Securities Law Prof Blog

Editor: Eric C. Chaffee
Univ. of Toledo College of Law

Thursday, May 14, 2009

Wang on Insider Trading Damages

Measuring Insider Trading Damages for a Private Plaintiff, by William K.S. Wang, University of California, Hastings College of the Law, was recently posted on SSRN.  Here is the abstract:

This article discusses various measures of the damages of a private plaintiff who sues a stock market insider trading defendant. The measures are: “pure” out of pocket, “expedient” out of pocket, rescissory, and cover.

The “pure” out of pocket measure is the difference between the transaction price and the real or actual share value. Implicitly, this measure assumes that but-for the defendant's fraud, the plaintiff would have traded at the same time anyway, but at a better price.

The so-called "expedient" out of pocket measure accepts the "pure" out of pocket measure in principle. Nevertheless, to avoid the practical difficulty of determining the real value of the stock at the time of the plaintiff's trade, the "expedient" out of pocket measure substitutes for this "true value" the market price after dissemination of the correct or previously nonpublic information. A variant of the "expedient" out of pocket measure would look to the either dollar or percentage price change at curative dissemination and use this change as a measure of the damages to the plaintiff. The price change at dissemination could be applied to the plaintiff's transaction price to estimate the true value at the time of the plaintiff's trade. To correct for the effects of extraneous factors, more complex variations exist.

The rescissory measure attempts to undo the fraudulent transaction and to return the defrauded party to her position before the fraudulent inducement to enter into the trade. In other words, rescissory damages award a plaintiff the dollar amount at the time of judgment necessary to put her back in her original position at the time of her transaction. This measure implicitly assumes that the plaintiff would not have traded but-for the defendant’s fraud.

For the rescissory measure, courts usually require the plaintiff to prove a contractual relationship with the defendant. Most stock market insider trading plaintiffs are not in contractual privity with the defendant. The rescissory measure would give such plaintiffs an unjustified “free ride” to gain speculative profits from stock price changes until the date of judgment without risking any money. Conceivably, however, rescissory damages might be available to a plaintiff in contractual privity with an insider trading defendant, especially one liable under the classical relationship theory.

Like the rescissory measure, the cover measure implicitly presumes that the plaintiff would not have traded but-for the defendant's fraud. This approach also implicitly assumes that the plaintiff is entitled to a rescissory measure of damages. Nevertheless, the cover measure imposes on the plaintiff the obligation to mitigate damages by reversing her trade within a "reasonable" time after curative disclosure.

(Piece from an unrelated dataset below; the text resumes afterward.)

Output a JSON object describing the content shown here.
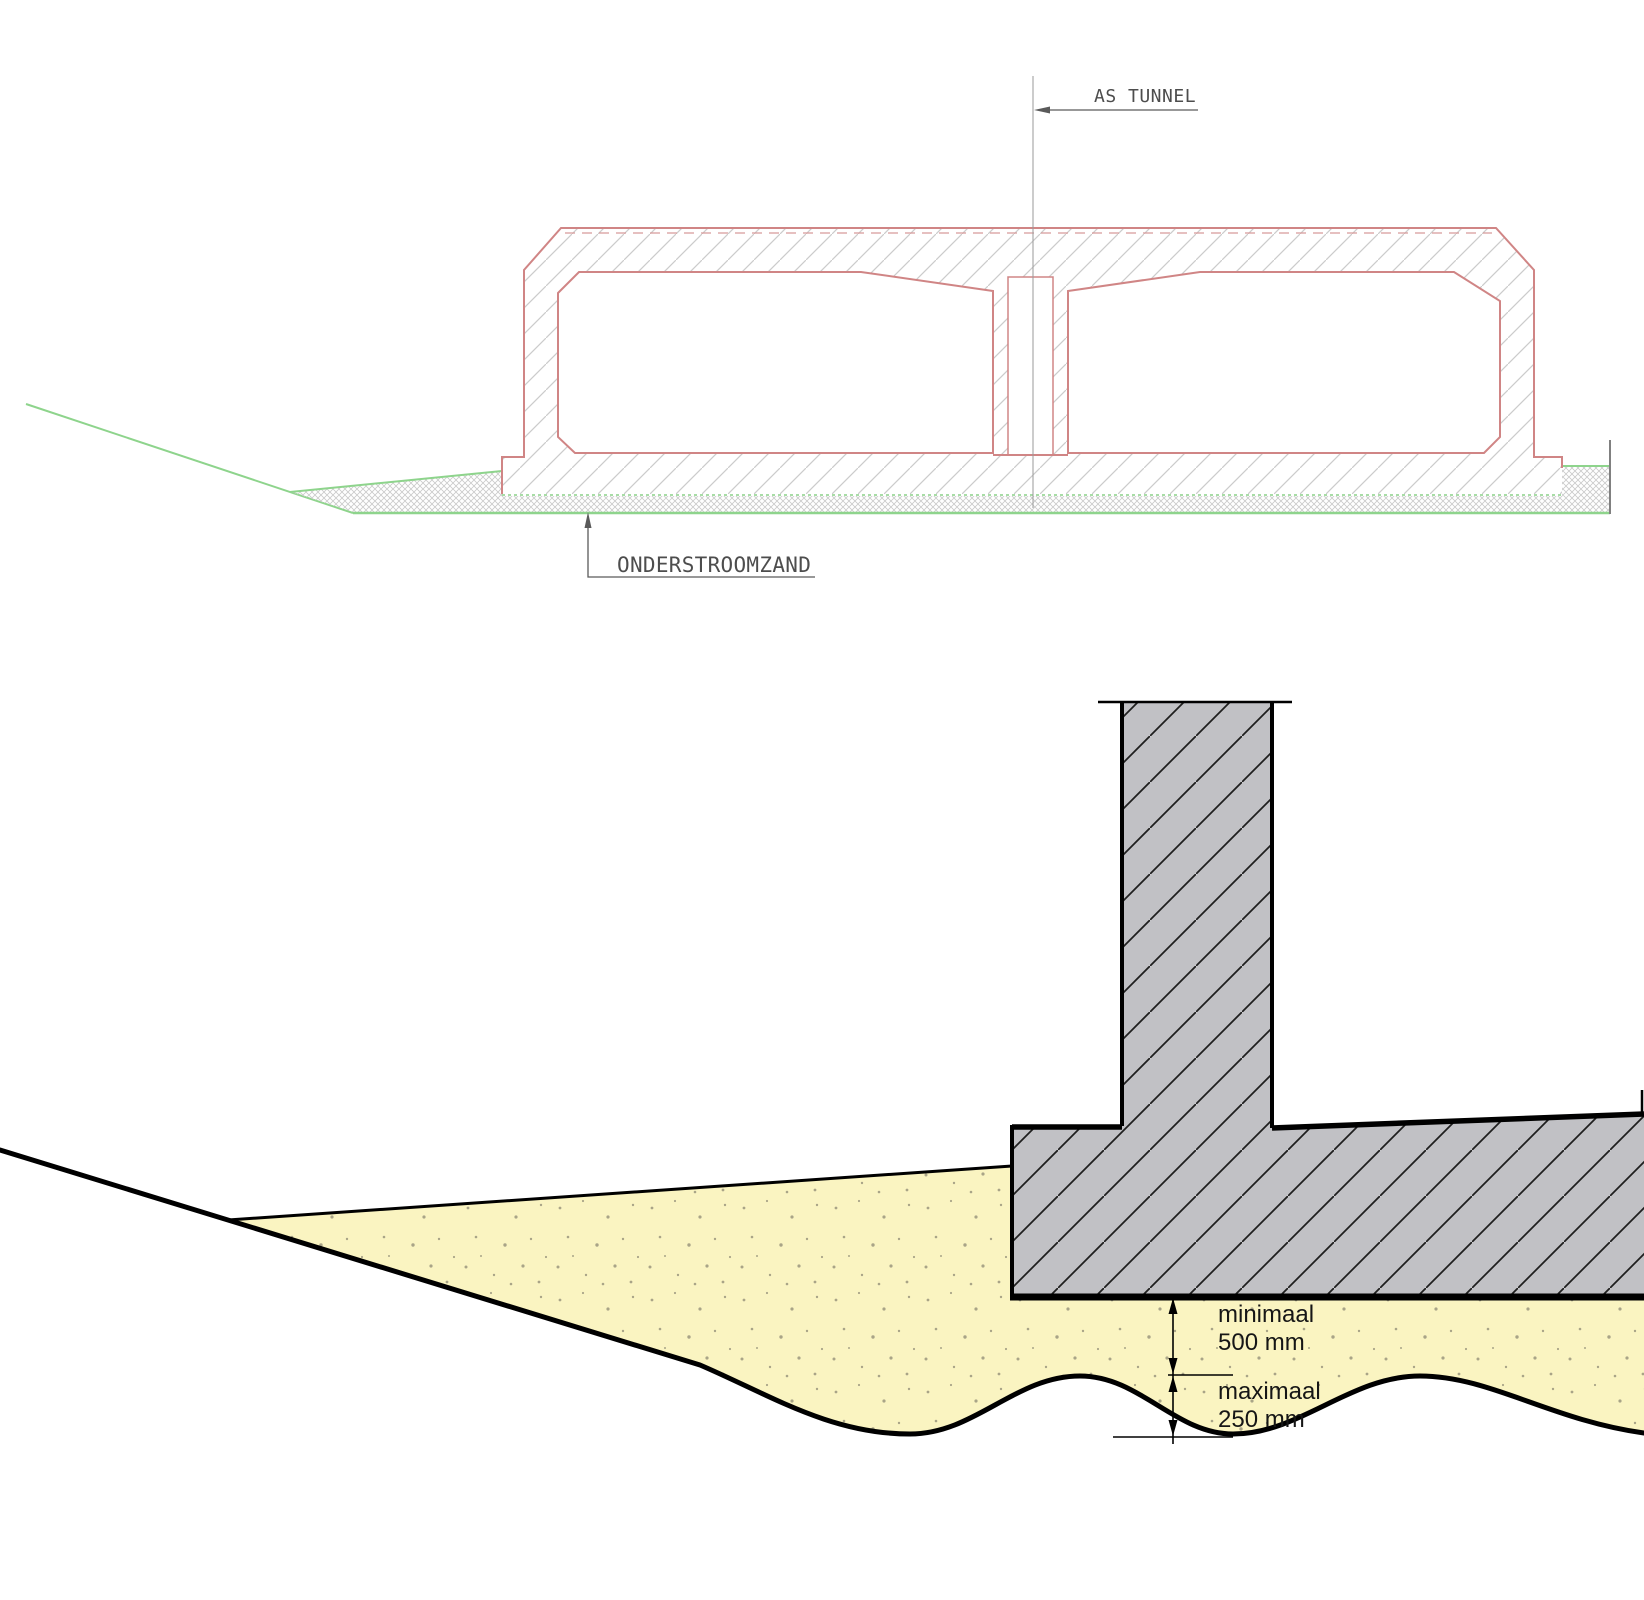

Although this article briefly discusses two additional damage measures, “disgorgement of windfall profits” and “benefit of the bargain,” these two measures are not appropriate in stock market insider trading cases.

To select a “fair” measure of damages, one must know what the plaintiff would have done absent the defendant’s fraud. When the plaintiff has bought or sold a publicly traded security, she had an almost infinite number of alternatives. If the plaintiff would have traded at the same time anyway, but at a different price, the "pure" out of pocket or "expedient" out of pocket measures would be appropriate. If the plaintiff would not have traded and would have maintained that position until the time of judgment, the rescissory measure might be proper; but fairness might require the plaintiff to mitigate damages, in which case the cover measure would be appropriate.

Knowing what the plaintiff would have done is difficult because any plaintiff testimony may be self-serving. With class actions, the members of the plaintiff class are not even available to give self-serving testimony and, in any event, are not uniform and would have pursued different courses of action absent the fraud. Therefore, no one measure of damages is “fair.”